Dietary cholesterol does not affect blood cholesterol
It is true that the egg yolk contains a significant amount of cholesterol. Does this make it a food that increases people’s blood cholesterol by consuming it? Not necessarily. Indeed, cholesterol in the blood has two origins: either it comes from food, or it comes from the liver (endogenous synthesis). Endogenous synthesis is regulated by dietary intake. When a person eats a lot of cholesterol via food, the synthesis of cholesterol by the liver slows down. Contrary to what was believed in the 1960s, the intake of cholesterol from food does not influence the cholesterolemia of healthy people.
How many eggs can you eat per day?
It depends on many factors: the person’s state of health, their weight, how the egg is cooked (with or without fat), the quality of the egg (origin), what is consumed with the ‘egg.
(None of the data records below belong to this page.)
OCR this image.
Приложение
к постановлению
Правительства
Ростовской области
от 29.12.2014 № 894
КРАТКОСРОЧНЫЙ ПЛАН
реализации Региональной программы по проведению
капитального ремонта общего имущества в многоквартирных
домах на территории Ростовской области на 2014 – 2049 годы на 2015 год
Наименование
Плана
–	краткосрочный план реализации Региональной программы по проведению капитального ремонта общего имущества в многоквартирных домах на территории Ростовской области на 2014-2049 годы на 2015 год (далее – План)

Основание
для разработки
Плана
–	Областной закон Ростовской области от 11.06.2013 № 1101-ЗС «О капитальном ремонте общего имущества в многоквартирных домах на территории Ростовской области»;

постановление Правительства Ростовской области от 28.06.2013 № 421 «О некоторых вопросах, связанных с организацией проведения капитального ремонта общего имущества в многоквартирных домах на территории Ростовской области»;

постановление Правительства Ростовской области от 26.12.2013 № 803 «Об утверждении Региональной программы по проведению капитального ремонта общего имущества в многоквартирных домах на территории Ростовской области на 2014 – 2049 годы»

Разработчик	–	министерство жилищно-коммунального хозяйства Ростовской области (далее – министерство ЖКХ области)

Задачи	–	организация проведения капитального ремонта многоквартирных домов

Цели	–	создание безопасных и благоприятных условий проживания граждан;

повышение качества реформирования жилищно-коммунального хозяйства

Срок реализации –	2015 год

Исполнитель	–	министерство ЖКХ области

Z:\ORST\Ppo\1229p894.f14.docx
For example, it is better to combine it with salmon (rich in omega-3) than bacon (rich in saturated fatty acids).
In general, that is to say as part of a balanced diet, and in a healthy person, it is possible to eat 5 to 6 eggs per week without risk to cardiovascular health.
How to choose your eggs?
Not all eggs are of equal quality. It depends on how the hens are kept. On the shell of the eggs is written a code ranging from 0 to 3 allowing to know the living conditions of the laying hens:
- code 0: organic chicken feed, access to an outdoor area with vegetation;
- code 1: free-range hens;
- code 2: free-range indoor hens;
- code 3: hens reared in cages.
To get the most benefits from eggs, it is best to choose an egg with a code 0 or 1.